I, Ada author Julia Gray: Why children need stories about incredible women in STEM

Published on: 29 September 2020 Author: Julia Gray

When she started researching Ada Lovelace's life, author Julia Gray was blown away. Here, she explains why it's so important for children to have stories of inspiring women...

The front cover of I, Ada and a photograph of author Julia GrayI don't think I read a lot of biographies as a child. Although I had a book that I loved about Helen Keller, the majority of the biography books I owned were about men - kings, composers, explorers. Certainly, I never read about female engineers, scientists, inventors or mathematicians. I wish I had.

When I first began researching Ada Lovelace in 2017, I was struck by a kind of wonder at what she managed to achieve in only 36 years.

Ada was the daughter of the poet Lord Byron and Annabella Milbanke, a talented mathematician. The marriage had not been a success and Annabella had taken her daughter away at the age of six weeks - Ada never saw her father again. Although girls did not usually receive any kind of formal education, or go to university, Annabella made sure that Ada was tutored in a range of subjects from an early age, hoping in part that a rigorously structured programme of learning would prevent Ada from developing worrying poetical tendencies inherited from her father.

By the time she was a teenager, Ada could speak several languages and was already an accomplished mathematician, combining a steely desire to deepen her knowledge with a passion for asking questions. (She also had a strong independent spirit and a romantic streak that Annabella's best efforts had not managed to diminish.)

It was a time of growing industries and rapidly-advancing technologies.
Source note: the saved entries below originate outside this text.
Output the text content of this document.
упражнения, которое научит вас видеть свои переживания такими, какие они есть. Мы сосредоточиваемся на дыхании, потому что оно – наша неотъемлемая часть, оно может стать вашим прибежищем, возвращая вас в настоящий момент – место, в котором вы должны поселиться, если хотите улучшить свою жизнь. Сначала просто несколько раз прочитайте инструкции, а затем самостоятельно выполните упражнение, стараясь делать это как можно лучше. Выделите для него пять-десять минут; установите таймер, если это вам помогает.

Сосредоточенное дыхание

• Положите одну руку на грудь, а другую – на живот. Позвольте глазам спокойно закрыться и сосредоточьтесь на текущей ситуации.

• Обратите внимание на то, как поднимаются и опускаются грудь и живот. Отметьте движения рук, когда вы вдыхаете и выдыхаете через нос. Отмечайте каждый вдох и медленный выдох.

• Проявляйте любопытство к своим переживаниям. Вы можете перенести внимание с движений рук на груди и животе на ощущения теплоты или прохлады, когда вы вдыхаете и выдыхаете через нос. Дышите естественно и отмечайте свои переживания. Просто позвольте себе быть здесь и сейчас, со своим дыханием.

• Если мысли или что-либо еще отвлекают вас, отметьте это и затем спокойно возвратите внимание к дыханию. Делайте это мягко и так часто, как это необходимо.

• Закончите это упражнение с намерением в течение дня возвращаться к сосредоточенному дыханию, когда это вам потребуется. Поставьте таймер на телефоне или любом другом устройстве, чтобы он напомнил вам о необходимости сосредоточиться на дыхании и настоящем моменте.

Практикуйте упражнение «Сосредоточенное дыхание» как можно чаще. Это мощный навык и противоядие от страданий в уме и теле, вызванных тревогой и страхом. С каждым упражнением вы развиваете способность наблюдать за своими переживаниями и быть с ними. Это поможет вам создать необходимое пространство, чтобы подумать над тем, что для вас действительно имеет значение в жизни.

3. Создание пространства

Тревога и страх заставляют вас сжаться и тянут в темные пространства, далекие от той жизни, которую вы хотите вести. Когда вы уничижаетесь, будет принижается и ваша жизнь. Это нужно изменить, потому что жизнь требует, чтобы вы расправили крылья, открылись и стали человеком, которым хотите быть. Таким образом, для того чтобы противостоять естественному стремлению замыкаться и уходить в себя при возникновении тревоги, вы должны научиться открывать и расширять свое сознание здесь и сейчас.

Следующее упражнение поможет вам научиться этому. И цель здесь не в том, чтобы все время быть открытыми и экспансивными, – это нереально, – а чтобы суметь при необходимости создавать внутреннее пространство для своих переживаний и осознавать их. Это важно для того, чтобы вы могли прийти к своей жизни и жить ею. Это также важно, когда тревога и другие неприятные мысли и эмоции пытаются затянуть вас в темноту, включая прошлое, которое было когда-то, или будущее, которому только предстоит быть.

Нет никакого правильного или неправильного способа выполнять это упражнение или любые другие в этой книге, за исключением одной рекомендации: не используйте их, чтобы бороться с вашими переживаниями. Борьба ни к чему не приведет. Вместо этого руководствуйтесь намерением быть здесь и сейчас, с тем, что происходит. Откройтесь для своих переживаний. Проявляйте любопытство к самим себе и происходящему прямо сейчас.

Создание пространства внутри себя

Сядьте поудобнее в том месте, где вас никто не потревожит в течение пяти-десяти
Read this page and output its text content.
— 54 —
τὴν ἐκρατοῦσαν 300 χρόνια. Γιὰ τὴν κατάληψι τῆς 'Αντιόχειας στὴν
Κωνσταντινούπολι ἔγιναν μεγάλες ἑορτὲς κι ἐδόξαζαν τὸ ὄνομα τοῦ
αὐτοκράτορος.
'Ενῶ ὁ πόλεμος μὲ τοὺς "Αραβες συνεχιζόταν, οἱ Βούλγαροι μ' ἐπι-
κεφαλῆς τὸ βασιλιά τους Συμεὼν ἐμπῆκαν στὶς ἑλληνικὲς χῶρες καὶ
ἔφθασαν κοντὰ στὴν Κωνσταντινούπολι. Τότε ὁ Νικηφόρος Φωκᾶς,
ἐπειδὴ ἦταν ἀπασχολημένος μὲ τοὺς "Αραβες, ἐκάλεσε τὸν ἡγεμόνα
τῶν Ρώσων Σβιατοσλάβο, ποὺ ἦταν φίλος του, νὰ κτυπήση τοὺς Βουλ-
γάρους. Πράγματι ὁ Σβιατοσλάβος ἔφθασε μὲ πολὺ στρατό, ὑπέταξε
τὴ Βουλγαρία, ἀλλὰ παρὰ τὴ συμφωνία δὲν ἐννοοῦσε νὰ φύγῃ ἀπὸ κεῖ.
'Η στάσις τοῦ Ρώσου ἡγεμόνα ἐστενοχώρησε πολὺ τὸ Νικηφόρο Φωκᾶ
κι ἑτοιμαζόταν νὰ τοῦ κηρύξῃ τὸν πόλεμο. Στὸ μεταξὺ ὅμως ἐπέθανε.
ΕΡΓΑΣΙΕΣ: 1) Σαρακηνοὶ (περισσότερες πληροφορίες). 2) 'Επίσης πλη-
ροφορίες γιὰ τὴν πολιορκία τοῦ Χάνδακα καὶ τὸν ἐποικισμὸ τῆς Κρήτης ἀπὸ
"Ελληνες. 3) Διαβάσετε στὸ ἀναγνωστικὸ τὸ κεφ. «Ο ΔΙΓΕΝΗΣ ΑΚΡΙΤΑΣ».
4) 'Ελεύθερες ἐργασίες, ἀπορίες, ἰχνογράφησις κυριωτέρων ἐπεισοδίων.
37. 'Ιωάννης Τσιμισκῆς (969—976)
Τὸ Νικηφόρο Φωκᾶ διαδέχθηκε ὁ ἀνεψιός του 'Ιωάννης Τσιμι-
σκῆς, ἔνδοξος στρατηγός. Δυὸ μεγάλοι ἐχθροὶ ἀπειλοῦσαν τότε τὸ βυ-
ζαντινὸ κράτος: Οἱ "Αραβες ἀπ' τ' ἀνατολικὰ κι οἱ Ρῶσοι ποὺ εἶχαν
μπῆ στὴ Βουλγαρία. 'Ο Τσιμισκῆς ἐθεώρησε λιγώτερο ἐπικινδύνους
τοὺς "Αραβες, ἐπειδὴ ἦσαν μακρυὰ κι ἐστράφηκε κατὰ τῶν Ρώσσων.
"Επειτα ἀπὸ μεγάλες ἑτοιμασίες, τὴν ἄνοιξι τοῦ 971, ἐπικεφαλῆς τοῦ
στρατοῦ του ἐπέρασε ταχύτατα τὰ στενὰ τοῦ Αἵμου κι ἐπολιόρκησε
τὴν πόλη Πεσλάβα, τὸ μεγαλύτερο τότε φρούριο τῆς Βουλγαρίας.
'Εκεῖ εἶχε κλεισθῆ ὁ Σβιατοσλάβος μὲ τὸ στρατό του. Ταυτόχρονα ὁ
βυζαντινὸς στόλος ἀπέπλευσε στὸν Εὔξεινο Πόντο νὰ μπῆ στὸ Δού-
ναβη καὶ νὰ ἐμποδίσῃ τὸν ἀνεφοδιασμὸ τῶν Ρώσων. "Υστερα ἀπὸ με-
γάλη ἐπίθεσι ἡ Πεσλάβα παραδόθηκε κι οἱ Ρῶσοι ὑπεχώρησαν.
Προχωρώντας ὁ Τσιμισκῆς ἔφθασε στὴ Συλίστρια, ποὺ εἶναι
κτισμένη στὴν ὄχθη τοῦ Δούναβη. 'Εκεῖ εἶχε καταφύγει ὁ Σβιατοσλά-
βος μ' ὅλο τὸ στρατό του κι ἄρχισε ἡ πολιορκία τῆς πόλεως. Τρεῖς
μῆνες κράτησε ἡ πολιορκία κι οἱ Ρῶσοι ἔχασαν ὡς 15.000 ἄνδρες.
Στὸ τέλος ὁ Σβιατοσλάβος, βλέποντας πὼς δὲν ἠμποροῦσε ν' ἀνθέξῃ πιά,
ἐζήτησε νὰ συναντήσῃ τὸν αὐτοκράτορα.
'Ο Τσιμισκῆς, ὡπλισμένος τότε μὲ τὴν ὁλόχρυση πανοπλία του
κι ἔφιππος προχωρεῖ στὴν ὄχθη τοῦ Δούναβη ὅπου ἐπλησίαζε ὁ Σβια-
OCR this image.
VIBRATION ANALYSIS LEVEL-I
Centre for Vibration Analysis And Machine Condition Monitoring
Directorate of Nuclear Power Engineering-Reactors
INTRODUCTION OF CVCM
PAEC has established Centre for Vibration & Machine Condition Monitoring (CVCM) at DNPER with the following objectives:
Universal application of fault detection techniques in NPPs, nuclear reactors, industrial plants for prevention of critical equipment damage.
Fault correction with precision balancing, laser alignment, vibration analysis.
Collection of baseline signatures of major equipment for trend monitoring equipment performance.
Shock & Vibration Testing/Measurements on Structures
As a debutante in London, she was introduced to Charles Babbage, who was working on an automated counting machine that he called the Difference Engine. Powered by steam, it would, he hoped, eradicate the problems caused by human errors in the existing tables of calculations. With her impressive knowledge of maths and her ability to grasp the heart of an idea, Ada was thrilled by his designs and a friendship developed between the two.

Ada married Lord King, later the Count of Lovelace, in 1835. She continued nevertheless to work on mathematics and to correspond with Babbage, who was still trying to secure enough funds to bring his plans to fruition. His newest project was a machine called the Analytical Engine, which would be able to use each calculation as the basis for further calculations, a far more complicated proposition.

Ada was commissioned to translate an essay on the Analytical Engine written by the engineer Luigi Menabrea in French. Aged only 26 and a mother of three, she devoted herself to this task, not only producing an excellent translation of the essay but also, crucially, contributing her own extensive notes at the end.

She speculated that the Analytical Engine could be used not only for numbers, but also, for example, to compose music, visualising in essence what the modern-day computer might be like. She also produced a chart that demonstrated how the Engine could in theory process a sequence of 50 Bernoulli numbers – this, in effect, is the first-ever example of a machine algorithm, and the reason why Ada is often called the world's 'first computer programmer'.

The importance of sharing women's stories

An illustration of a woman in a labcoat looking through a microscope

Illustration: Emily Rowland

If the first thing I felt on reading about Ada was wonder, the second was surprise that I had never really known her story. Today, Ada Lovelace is rightly celebrated in all kinds of formats, and I am always delighted by how much the children I meet know about her.

Biography is an enormously popular segment of non-fiction for children (in 2018, for example, biographies accounted for 22 of the top 100 best-selling children's titles). The stories of women like Marie Curie, Emily Roebling, Chien-Shiung Wu, Annie Easley, Rosalind Franklin, Dorothy Hodgkin and, of course, Ada Lovelace are widely available and accessible.

Writing and researching my own book about Ada, I became ever more impressed by her determination, passion and brilliance - and was also able to find out more about Florence Nightingale, Mary Somerville and Caroline Herschel in the process, as each of these notable women is mentioned in the book.

To mark the publication of I, Ada, my publisher, Andersen Press, came up with the delicious idea of doing a podcast series – On the rADAr: Conversations with Extraordinary Women in Science.

I interviewed five women who have fascinating careers in STEM: creative scientist Dr Shama Rahman; neurologist Dr Suzanne O'Sullivan; biologist Dr Vanessa Lowe; rheumatologist Professor Tonia Vincent; immunologist Dr Susanna Bidgood, and in November at the Richmond Literary Festival we'll be recording a special live episode for which my guest will be broadcaster and statistician Timandra Harkness.

I am very grateful to all my guests for sharing their stories with me: explaining how they came to choose their particular pathways; describing the challenges and the joys and the minutiae of their jobs; and telling me about the qualities that they think are the most important for their chosen lines of work.

All over the world, women still remain under-represented in STEM fields. To be able to read and hear about the achievements of women in those fields, both historically and currently, makes a critical difference to the girls who might otherwise grow up believing these pathways are not for them. I hope these stories will continue to be told.